To get around a current known bug, build the project with the property set to “Copy to Output”. Then change the Metadata Artifact Processing property to “Embed in Output Assembly”. Eventually you won’t need to build with Copy to Output first.
Build the project. After building, if you use a tool like Reflector, you can see the files have been compiled into the dll as in the screenshot below.
If you check the connection string in the app.config for the project you will see that there is a reference to the projects resources in the metadata properties, rather than to a file path.
provider=System.Data.SqlClient;provider connection string="
Data Source=127.0.0.1;Initial Catalog=AdventureWorksLT;Integrated Security=True;MultipleActiveResultSets=True"” providerName=“System.Data.EntityClient” />
Now you can reference the project or the dll directly, I have been successful with both methods.
The connection string in the model’s project needs to get copied into the config file of the app.
Then you should be good to go.
I did deploy the solution copying only the exe, the dll for the model and the app.config for the exe and it worked like a charm.
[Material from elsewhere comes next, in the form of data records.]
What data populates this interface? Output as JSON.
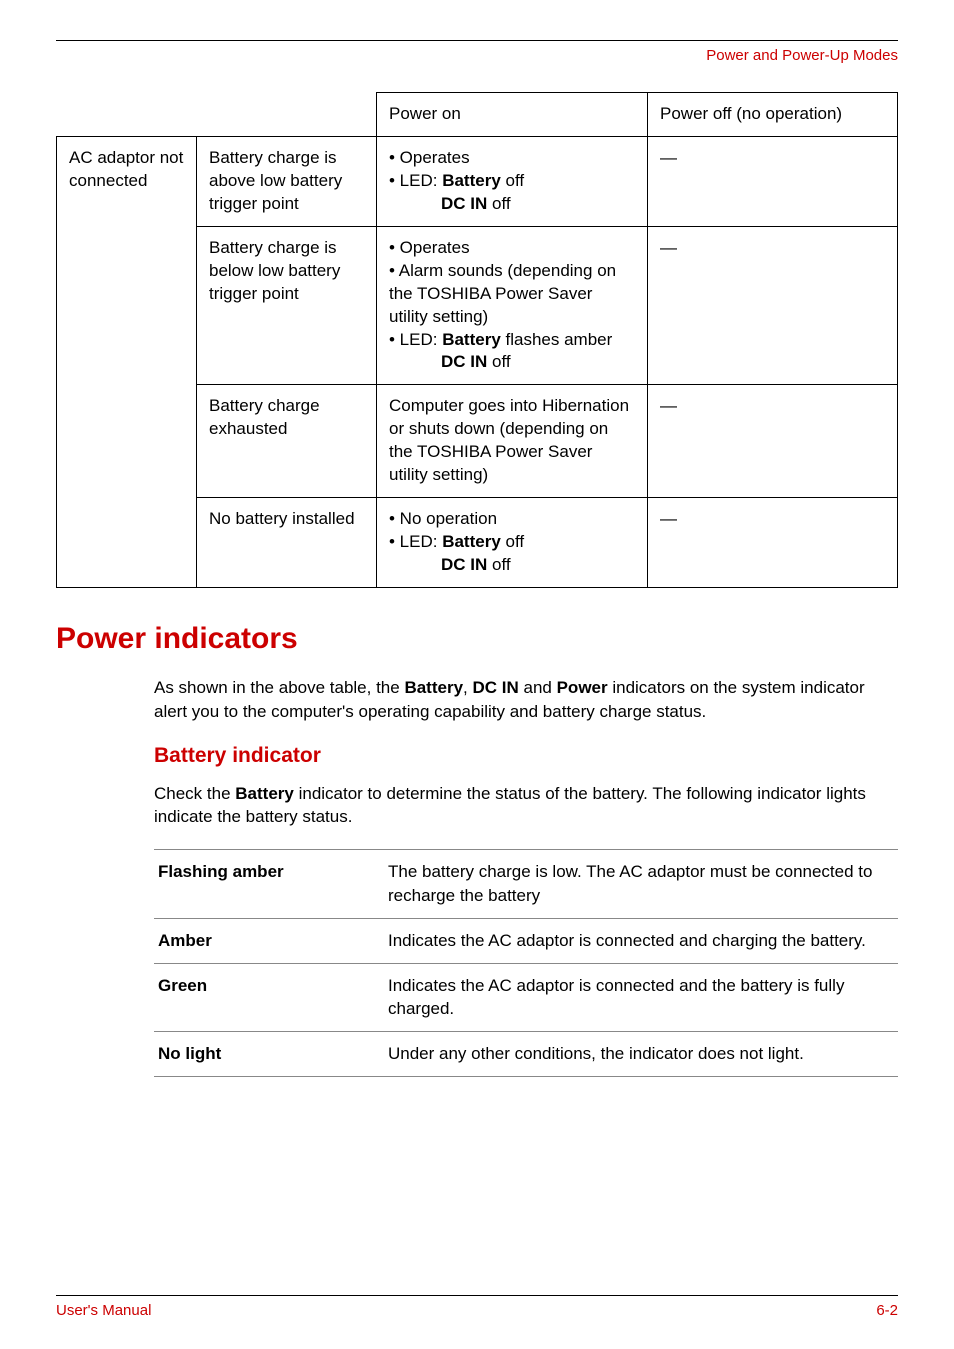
{
  "header": {
    "title": "Power and Power-Up Modes"
  },
  "colors": {
    "accent": "#cc0000",
    "text": "#000000",
    "bg": "#ffffff",
    "rule": "#888888"
  },
  "powerTable": {
    "headerRow": {
      "c3": "Power on",
      "c4": "Power off (no operation)"
    },
    "rowGroupLabel": "AC adaptor not connected",
    "rows": [
      {
        "c2": "Battery charge is above low battery  trigger point",
        "c3_l1": "• Operates",
        "c3_l2": "• LED: ",
        "c3_l2b": "Battery",
        "c3_l2a": " off",
        "c3_l3b": "DC IN",
        "c3_l3a": " off",
        "c4": "—"
      },
      {
        "c2": "Battery charge is below low battery trigger point",
        "c3_l1": "• Operates",
        "c3_l2": "• Alarm sounds (depending on the TOSHIBA Power Saver utility setting)",
        "c3_l3": "• LED: ",
        "c3_l3b": "Battery",
        "c3_l3a": " flashes amber",
        "c3_l4b": "DC IN",
        "c3_l4a": " off",
        "c4": "—"
      },
      {
        "c2": "Battery charge exhausted",
        "c3": "Computer goes into Hibernation or shuts down (depending on the TOSHIBA Power Saver utility setting)",
        "c4": "—"
      },
      {
        "c2": "No battery installed",
        "c3_l1": "• No operation",
        "c3_l2": "• LED: ",
        "c3_l2b": "Battery",
        "c3_l2a": " off",
        "c3_l3b": "DC IN",
        "c3_l3a": " off",
        "c4": "—"
      }
    ]
  },
  "section": {
    "title": "Power indicators",
    "intro_a": "As shown in the above table, the ",
    "intro_b1": "Battery",
    "intro_sep1": ", ",
    "intro_b2": "DC IN",
    "intro_sep2": " and ",
    "intro_b3": "Power",
    "intro_c": " indicators on the system indicator alert you to the computer's operating capability and battery charge status."
  },
  "sub": {
    "title": "Battery indicator",
    "intro_a": "Check the ",
    "intro_b": "Battery",
    "intro_c": " indicator to determine the status of the battery. The following indicator lights indicate the battery status."
  },
  "statusTable": {
    "rows": [
      {
        "k": "Flashing amber",
        "v": "The battery charge is low. The AC adaptor must be connected to recharge the  battery"
      },
      {
        "k": "Amber",
        "v": "Indicates the AC adaptor is connected and charging the battery."
      },
      {
        "k": "Green",
        "v": "Indicates the AC adaptor is connected and the battery is fully charged."
      },
      {
        "k": "No light",
        "v": "Under any other conditions, the indicator does not light."
      }
    ]
  },
  "footer": {
    "left": "User's Manual",
    "right": "6-2"
  }
}
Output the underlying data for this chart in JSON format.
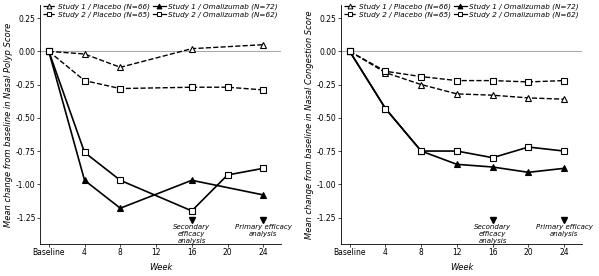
{
  "left_chart": {
    "title_ylabel": "Mean change from baseline in Nasal Polyp Score",
    "xlabel": "Week",
    "xlim": [
      -1,
      26
    ],
    "ylim": [
      -1.45,
      0.35
    ],
    "yticks": [
      0.25,
      0.0,
      -0.25,
      -0.5,
      -0.75,
      -1.0,
      -1.25
    ],
    "xtick_labels": [
      "Baseline",
      "4",
      "8",
      "12",
      "16",
      "20",
      "24"
    ],
    "xtick_pos": [
      0,
      4,
      8,
      12,
      16,
      20,
      24
    ],
    "series": [
      {
        "label": "Study 1 / Placebo (N=66)",
        "x": [
          0,
          4,
          8,
          16,
          24
        ],
        "y": [
          0.0,
          -0.02,
          -0.12,
          0.02,
          0.05
        ],
        "linestyle": "dashed",
        "marker": "^",
        "fillstyle": "none",
        "markersize": 4,
        "linewidth": 1.0
      },
      {
        "label": "Study 2 / Placebo (N=65)",
        "x": [
          0,
          4,
          8,
          16,
          20,
          24
        ],
        "y": [
          0.0,
          -0.22,
          -0.28,
          -0.27,
          -0.27,
          -0.29
        ],
        "linestyle": "dashed",
        "marker": "s",
        "fillstyle": "none",
        "markersize": 4,
        "linewidth": 1.0
      },
      {
        "label": "Study 1 / Omalizumab (N=72)",
        "x": [
          0,
          4,
          8,
          16,
          24
        ],
        "y": [
          0.0,
          -0.97,
          -1.18,
          -0.97,
          -1.08
        ],
        "linestyle": "solid",
        "marker": "^",
        "fillstyle": "full",
        "markersize": 4,
        "linewidth": 1.2
      },
      {
        "label": "Study 2 / Omalizumab (N=62)",
        "x": [
          0,
          4,
          8,
          16,
          20,
          24
        ],
        "y": [
          0.0,
          -0.76,
          -0.97,
          -1.2,
          -0.93,
          -0.88
        ],
        "linestyle": "solid",
        "marker": "s",
        "fillstyle": "none",
        "markersize": 4,
        "linewidth": 1.2
      }
    ],
    "secondary_efficacy_x": 16,
    "primary_efficacy_x": 24
  },
  "right_chart": {
    "title_ylabel": "Mean change from baseline in Nasal Congestion Score",
    "xlabel": "Week",
    "xlim": [
      -1,
      26
    ],
    "ylim": [
      -1.45,
      0.35
    ],
    "yticks": [
      0.25,
      0.0,
      -0.25,
      -0.5,
      -0.75,
      -1.0,
      -1.25
    ],
    "xtick_labels": [
      "Baseline",
      "4",
      "8",
      "12",
      "16",
      "20",
      "24"
    ],
    "xtick_pos": [
      0,
      4,
      8,
      12,
      16,
      20,
      24
    ],
    "series": [
      {
        "label": "Study 1 / Placebo (N=66)",
        "x": [
          0,
          4,
          8,
          12,
          16,
          20,
          24
        ],
        "y": [
          0.0,
          -0.16,
          -0.25,
          -0.32,
          -0.33,
          -0.35,
          -0.36
        ],
        "linestyle": "dashed",
        "marker": "^",
        "fillstyle": "none",
        "markersize": 4,
        "linewidth": 1.0
      },
      {
        "label": "Study 2 / Placebo (N=65)",
        "x": [
          0,
          4,
          8,
          12,
          16,
          20,
          24
        ],
        "y": [
          0.0,
          -0.15,
          -0.19,
          -0.22,
          -0.22,
          -0.23,
          -0.22
        ],
        "linestyle": "dashed",
        "marker": "s",
        "fillstyle": "none",
        "markersize": 4,
        "linewidth": 1.0
      },
      {
        "label": "Study 1 / Omalizumab (N=72)",
        "x": [
          0,
          4,
          8,
          12,
          16,
          20,
          24
        ],
        "y": [
          0.0,
          -0.43,
          -0.75,
          -0.85,
          -0.87,
          -0.91,
          -0.88
        ],
        "linestyle": "solid",
        "marker": "^",
        "fillstyle": "full",
        "markersize": 4,
        "linewidth": 1.2
      },
      {
        "label": "Study 2 / Omalizumab (N=62)",
        "x": [
          0,
          4,
          8,
          12,
          16,
          20,
          24
        ],
        "y": [
          0.0,
          -0.43,
          -0.75,
          -0.75,
          -0.8,
          -0.72,
          -0.75
        ],
        "linestyle": "solid",
        "marker": "s",
        "fillstyle": "none",
        "markersize": 4,
        "linewidth": 1.2
      }
    ],
    "secondary_efficacy_x": 16,
    "primary_efficacy_x": 24
  },
  "background_color": "#ffffff",
  "annotation_fontsize": 5.0,
  "axis_label_fontsize": 6.0,
  "legend_fontsize": 5.2,
  "tick_fontsize": 5.5,
  "line_color": "#000000"
}
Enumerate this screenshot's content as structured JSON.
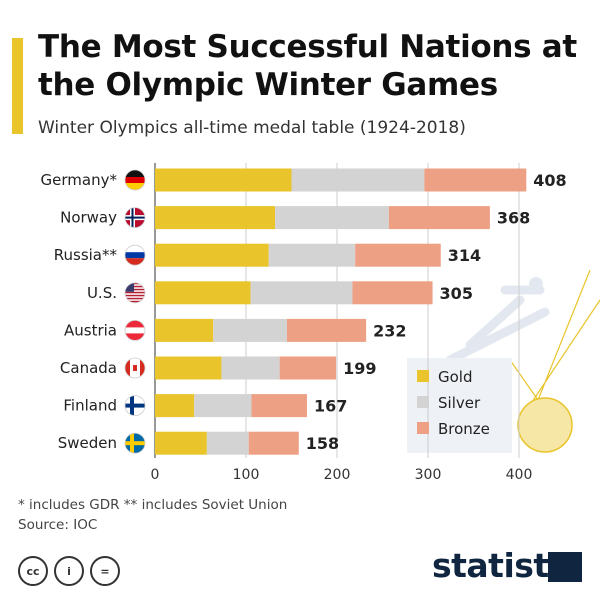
{
  "title": "The Most Successful Nations at the Olympic Winter Games",
  "subtitle": "Winter Olympics all-time medal table (1924-2018)",
  "footnotes": {
    "note": "* includes GDR    ** includes Soviet Union",
    "source": "Source: IOC"
  },
  "brand": "statista",
  "license_icons": [
    "cc-icon",
    "person-icon",
    "equals-icon"
  ],
  "colors": {
    "gold": "#e9c42a",
    "silver": "#d3d3d3",
    "bronze": "#eda083",
    "accent": "#e9c42a"
  },
  "chart_data": {
    "type": "bar",
    "orientation": "horizontal",
    "stacked": true,
    "categories": [
      "Germany*",
      "Norway",
      "Russia**",
      "U.S.",
      "Austria",
      "Canada",
      "Finland",
      "Sweden"
    ],
    "series": [
      {
        "name": "Gold",
        "values": [
          150,
          132,
          125,
          105,
          64,
          73,
          43,
          57
        ]
      },
      {
        "name": "Silver",
        "values": [
          146,
          125,
          95,
          112,
          81,
          64,
          63,
          46
        ]
      },
      {
        "name": "Bronze",
        "values": [
          112,
          111,
          94,
          88,
          87,
          62,
          61,
          55
        ]
      }
    ],
    "totals": [
      408,
      368,
      314,
      305,
      232,
      199,
      167,
      158
    ],
    "xticks": [
      "0",
      "100",
      "200",
      "300",
      "400"
    ],
    "xlim": [
      0,
      400
    ],
    "grid": true,
    "legend": "bottom-right",
    "flags": [
      "germany-flag-icon",
      "norway-flag-icon",
      "russia-flag-icon",
      "us-flag-icon",
      "austria-flag-icon",
      "canada-flag-icon",
      "finland-flag-icon",
      "sweden-flag-icon"
    ]
  }
}
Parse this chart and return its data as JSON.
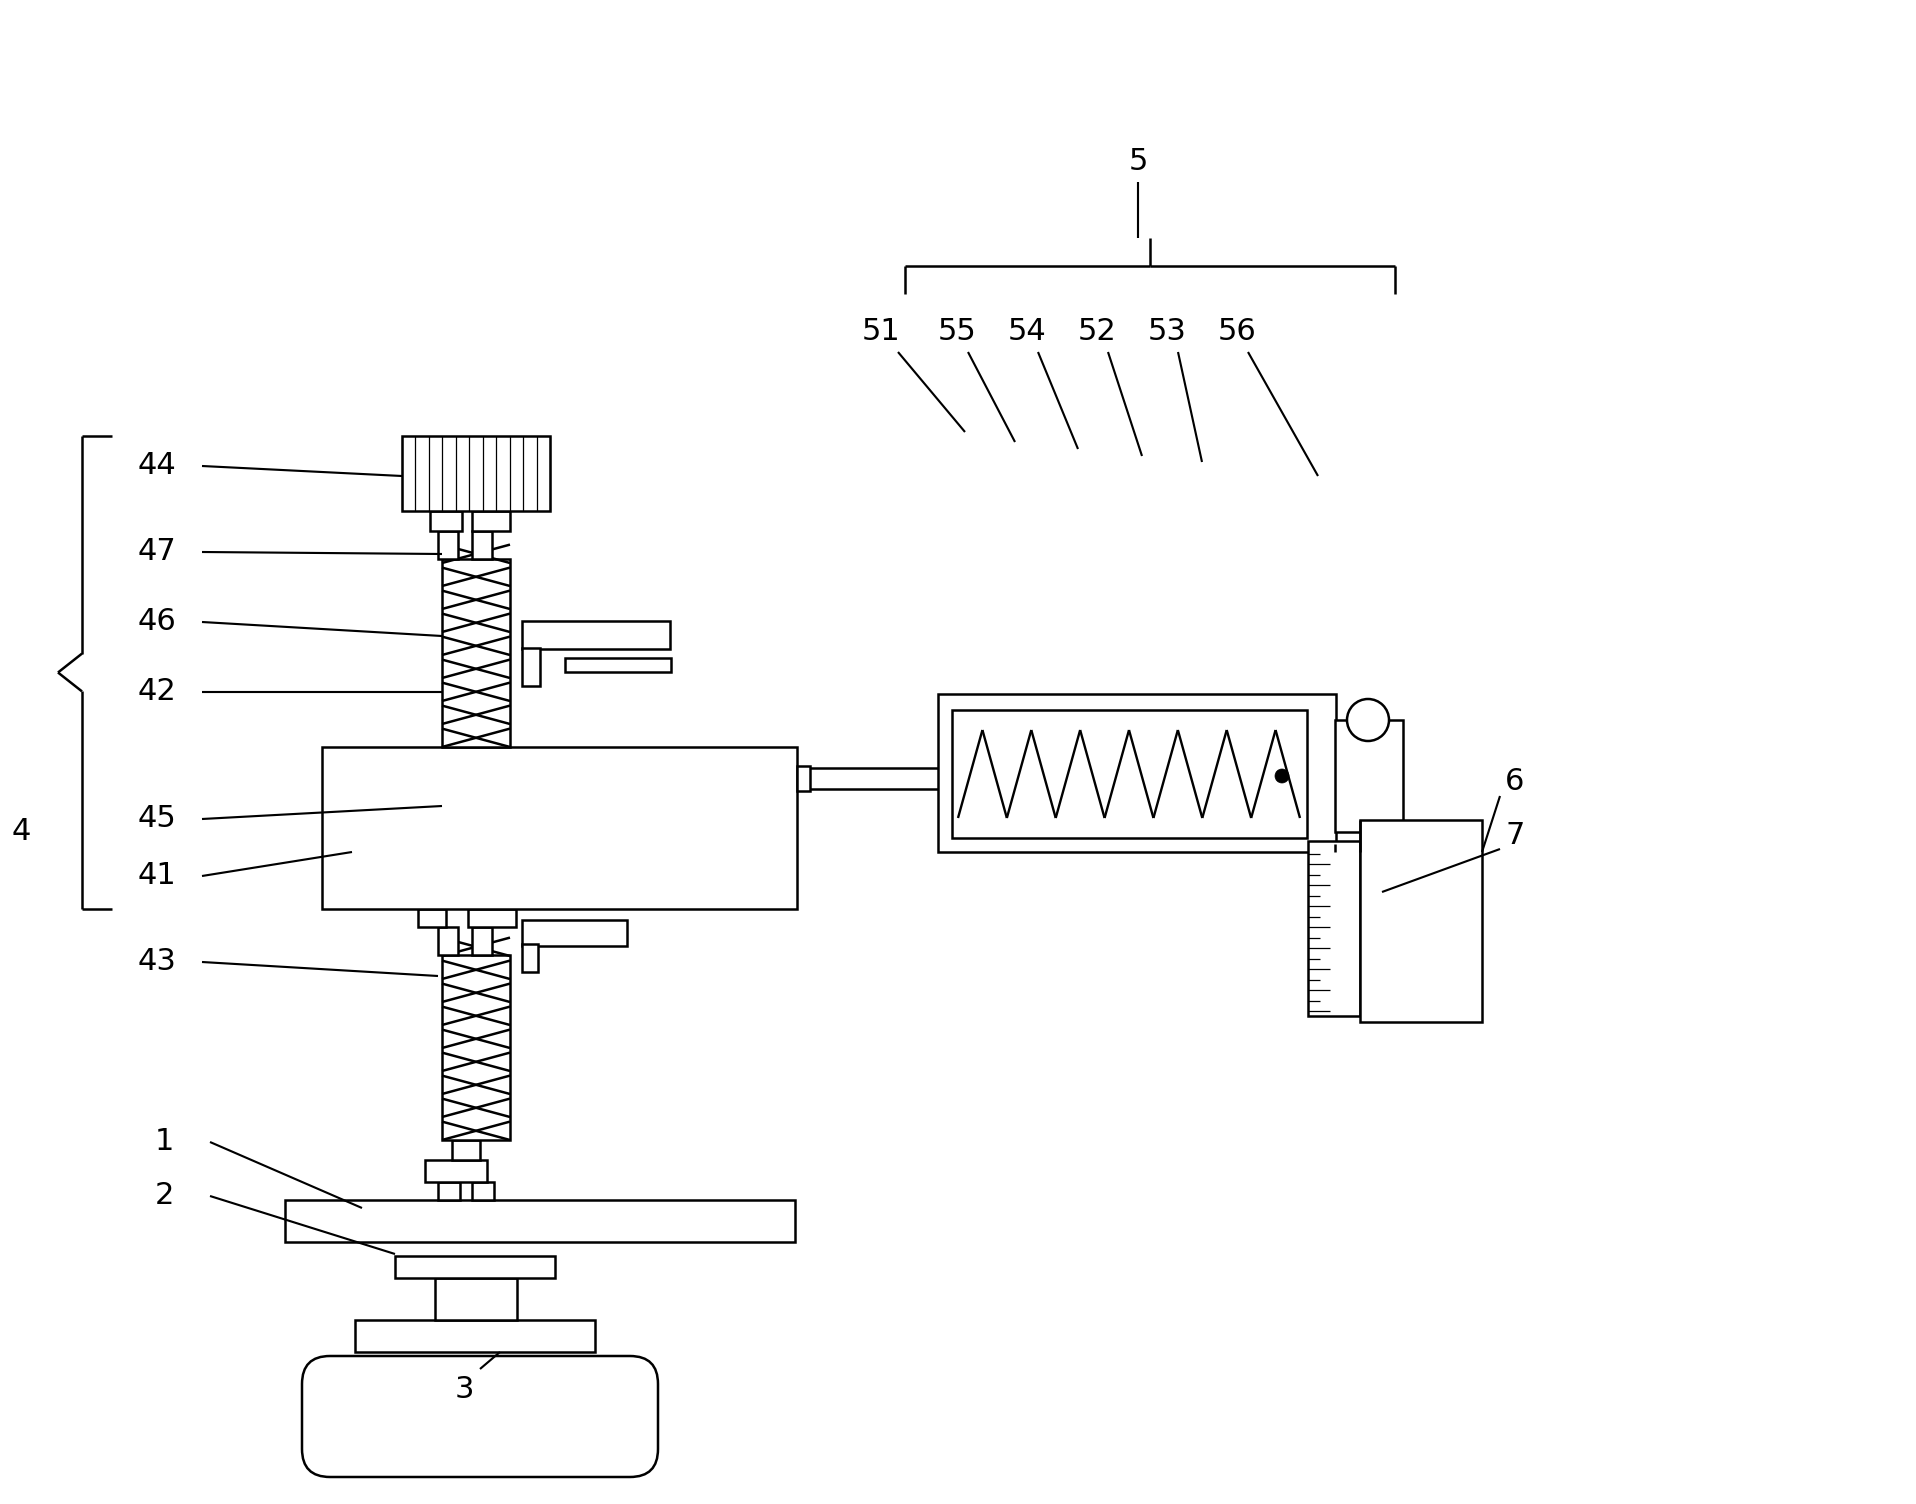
{
  "bg_color": "#ffffff",
  "line_color": "#000000",
  "line_width": 1.8,
  "fig_width": 19.16,
  "fig_height": 15.04
}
No ssdl, csdl or msl files came along for the ride.
Thanks to Mike Kaufman and some others on the team for help as I tried to figure out how to get through this.
An arhitectural note… embedding the files will be useful in a number of scenarios. However there will also be many scenarios in which you do not want the schema files compiled into the dll so that you can replace them easily as needed without having to redeploy a dll. Granted with .NET, deploying a dll can be just as easy as deploying a new xml file, but I know there will be cases where I will prefer the loose coupling.
For those cases, I’ll want to work with the EntityDeploy msbuild task directly so that I can define the output location of the files that are built and easily maintain a common location as I did in this blog post which showed how to do it in Beta 2 (though that particular solution is no longer applicable). I’ll be fiddling with the msbuild task shortly.